On February 9, 2012, the Department of Health and Human Services’ Center for Consumer Information and Insurance Oversight (CCIIO) issued its final rule regarding the Summary of Benefits and Coverage provision.
The rule and accompanying guidance provide detailed instructions about what insurers and health plans must do to comply with Section 2715 of the Patient Protection and Affordable Care Act (PPACA).
The rule requires that insurers and health plans provide a standardized Summary of Benefits and Coverage (SBC) and Uniform Glossary to consumers "when shopping for coverage, enrolling in coverage, at each new plan year, and within seven business days of requesting a copy from their health insurance issuer or group health plan."
The rule applies to employees and dependents of domestic and international group and individual health plans. It applies to all fully insured and self-insured plans, regardless of grandfathered status. It does not apply to Medicare plans.
The penalty for "willful" non-compliance is $1,000 per enrollee for each failure to comply.
Since this is a final regulation, there is no comment period.
Intent of Regulation
In developing the regulation, HHS stated that its aim is to help consumers understand and evaluate their health insurance choices by providing a "simple" consistent document that outlines benefits and coverage in plain language. It may be provided in paper or electronic form under current ERISA electronic distribution rules.

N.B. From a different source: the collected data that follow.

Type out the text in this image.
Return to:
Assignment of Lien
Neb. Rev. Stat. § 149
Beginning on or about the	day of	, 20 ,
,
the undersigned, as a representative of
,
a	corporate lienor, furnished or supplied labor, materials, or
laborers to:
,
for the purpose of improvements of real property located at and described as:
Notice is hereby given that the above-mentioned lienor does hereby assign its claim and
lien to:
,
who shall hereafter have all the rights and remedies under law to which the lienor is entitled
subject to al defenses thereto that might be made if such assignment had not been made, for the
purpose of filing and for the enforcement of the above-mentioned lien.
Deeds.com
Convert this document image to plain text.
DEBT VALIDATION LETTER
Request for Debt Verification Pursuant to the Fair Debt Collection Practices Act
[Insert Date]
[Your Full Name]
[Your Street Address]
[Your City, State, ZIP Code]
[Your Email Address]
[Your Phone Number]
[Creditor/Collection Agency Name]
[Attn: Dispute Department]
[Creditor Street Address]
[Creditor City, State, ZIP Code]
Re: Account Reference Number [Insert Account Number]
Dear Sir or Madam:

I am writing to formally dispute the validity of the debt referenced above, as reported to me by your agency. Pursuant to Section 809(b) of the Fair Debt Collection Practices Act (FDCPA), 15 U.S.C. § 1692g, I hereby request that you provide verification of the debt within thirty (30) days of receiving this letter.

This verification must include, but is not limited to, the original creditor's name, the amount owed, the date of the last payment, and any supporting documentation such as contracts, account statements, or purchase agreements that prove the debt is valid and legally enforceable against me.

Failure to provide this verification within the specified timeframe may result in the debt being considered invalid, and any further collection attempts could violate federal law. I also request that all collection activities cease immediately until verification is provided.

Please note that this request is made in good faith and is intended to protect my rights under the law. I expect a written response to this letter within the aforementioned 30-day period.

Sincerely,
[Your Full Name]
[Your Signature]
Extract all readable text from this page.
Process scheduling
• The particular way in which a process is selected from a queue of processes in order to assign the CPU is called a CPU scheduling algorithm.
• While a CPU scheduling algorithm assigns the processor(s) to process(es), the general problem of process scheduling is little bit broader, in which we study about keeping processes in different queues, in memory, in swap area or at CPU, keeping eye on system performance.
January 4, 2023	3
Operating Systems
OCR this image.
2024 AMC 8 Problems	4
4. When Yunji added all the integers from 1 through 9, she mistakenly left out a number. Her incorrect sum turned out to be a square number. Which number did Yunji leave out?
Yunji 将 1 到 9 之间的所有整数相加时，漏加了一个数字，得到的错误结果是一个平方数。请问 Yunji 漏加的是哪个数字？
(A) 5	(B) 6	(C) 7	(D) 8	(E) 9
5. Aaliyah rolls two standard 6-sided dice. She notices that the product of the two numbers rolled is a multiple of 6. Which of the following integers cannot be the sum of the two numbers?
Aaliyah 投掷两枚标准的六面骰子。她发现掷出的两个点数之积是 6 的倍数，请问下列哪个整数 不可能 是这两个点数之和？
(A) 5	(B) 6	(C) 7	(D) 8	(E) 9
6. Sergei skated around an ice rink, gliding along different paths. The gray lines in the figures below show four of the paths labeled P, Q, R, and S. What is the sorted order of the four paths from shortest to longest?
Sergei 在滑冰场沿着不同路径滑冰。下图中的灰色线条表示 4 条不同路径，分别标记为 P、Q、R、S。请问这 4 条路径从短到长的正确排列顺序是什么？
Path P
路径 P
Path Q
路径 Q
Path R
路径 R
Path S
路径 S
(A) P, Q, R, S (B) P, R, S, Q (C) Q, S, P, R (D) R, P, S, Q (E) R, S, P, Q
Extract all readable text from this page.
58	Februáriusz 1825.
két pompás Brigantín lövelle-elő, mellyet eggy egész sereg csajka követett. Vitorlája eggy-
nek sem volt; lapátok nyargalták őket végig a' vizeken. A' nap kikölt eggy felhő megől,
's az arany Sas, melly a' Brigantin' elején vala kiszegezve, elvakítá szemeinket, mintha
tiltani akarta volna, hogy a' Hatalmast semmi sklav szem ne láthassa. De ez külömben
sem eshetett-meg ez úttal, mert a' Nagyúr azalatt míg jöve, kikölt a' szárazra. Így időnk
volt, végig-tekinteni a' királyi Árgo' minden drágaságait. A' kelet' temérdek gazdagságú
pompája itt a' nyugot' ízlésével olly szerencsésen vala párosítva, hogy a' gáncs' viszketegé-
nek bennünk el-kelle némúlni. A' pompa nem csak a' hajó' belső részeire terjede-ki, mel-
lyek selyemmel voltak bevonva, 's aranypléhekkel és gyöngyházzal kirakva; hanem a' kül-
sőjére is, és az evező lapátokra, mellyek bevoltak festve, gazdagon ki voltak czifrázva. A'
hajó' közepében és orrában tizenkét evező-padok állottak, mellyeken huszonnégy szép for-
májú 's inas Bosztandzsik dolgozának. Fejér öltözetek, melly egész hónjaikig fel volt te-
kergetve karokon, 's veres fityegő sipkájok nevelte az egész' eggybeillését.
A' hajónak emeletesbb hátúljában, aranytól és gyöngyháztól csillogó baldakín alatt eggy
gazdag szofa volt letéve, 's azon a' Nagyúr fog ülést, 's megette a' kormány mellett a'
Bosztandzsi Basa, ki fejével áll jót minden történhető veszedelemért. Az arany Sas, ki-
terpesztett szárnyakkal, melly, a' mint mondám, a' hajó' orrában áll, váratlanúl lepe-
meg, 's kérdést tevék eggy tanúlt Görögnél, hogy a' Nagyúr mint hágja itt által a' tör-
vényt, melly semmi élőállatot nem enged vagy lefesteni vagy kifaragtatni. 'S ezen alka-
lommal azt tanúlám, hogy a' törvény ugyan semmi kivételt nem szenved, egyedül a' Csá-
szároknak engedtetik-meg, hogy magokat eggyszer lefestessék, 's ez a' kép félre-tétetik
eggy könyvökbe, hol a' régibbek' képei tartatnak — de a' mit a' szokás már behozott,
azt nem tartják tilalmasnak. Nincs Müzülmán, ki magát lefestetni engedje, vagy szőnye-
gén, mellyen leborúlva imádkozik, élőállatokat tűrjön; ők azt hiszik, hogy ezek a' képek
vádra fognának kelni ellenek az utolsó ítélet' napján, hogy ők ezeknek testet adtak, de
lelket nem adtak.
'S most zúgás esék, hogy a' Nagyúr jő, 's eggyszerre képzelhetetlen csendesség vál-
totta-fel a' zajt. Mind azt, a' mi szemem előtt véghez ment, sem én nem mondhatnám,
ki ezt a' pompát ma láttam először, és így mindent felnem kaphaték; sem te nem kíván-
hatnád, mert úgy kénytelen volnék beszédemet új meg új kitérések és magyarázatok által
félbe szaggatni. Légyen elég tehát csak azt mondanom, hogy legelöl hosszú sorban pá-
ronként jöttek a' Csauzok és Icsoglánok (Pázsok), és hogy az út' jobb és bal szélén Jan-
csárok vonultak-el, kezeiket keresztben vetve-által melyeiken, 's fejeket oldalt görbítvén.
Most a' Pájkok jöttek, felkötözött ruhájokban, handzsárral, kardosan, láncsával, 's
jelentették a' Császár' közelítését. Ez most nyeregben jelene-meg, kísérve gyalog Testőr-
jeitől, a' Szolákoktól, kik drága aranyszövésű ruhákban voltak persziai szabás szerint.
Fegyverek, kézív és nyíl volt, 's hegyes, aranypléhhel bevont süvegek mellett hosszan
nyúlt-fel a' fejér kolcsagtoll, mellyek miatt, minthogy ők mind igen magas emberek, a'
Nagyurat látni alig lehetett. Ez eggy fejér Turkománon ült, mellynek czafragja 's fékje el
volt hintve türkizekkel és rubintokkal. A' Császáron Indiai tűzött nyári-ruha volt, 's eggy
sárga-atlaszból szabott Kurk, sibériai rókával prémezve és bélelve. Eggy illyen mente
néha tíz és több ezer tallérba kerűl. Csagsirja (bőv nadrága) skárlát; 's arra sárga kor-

- For participants enrolling or reenrolling at open enrollment (including late enrollees) – prior to the first day of open enrollment beginning on/after 9/23/2012
- For participants enrolling other than through open enrollment (including newly eligible and special enrollees) – starting on the first day of the plan year beginning on/after 9/23/2012
- For SBCs provided to insured plan sponsors – immediately on 9/23/2012 upon application, when changes occur, at renewal and upon request
- Immediately on 9/23/2012
Many of the requirements set forth in the HHS proposed rule published August 21, 2011 continue to stand. The SBC must be provided in a consistent four-double-sided-page format with 12-point font. Individuals must be informed in writing 60 days ahead of any significant plan changes that affect the SBC (other than in connection with a renewal or reissuance of coverage). And, it must include a customer service phone number and internet address for questions and copies of plan documents. See sidebar above for a sampling of differences.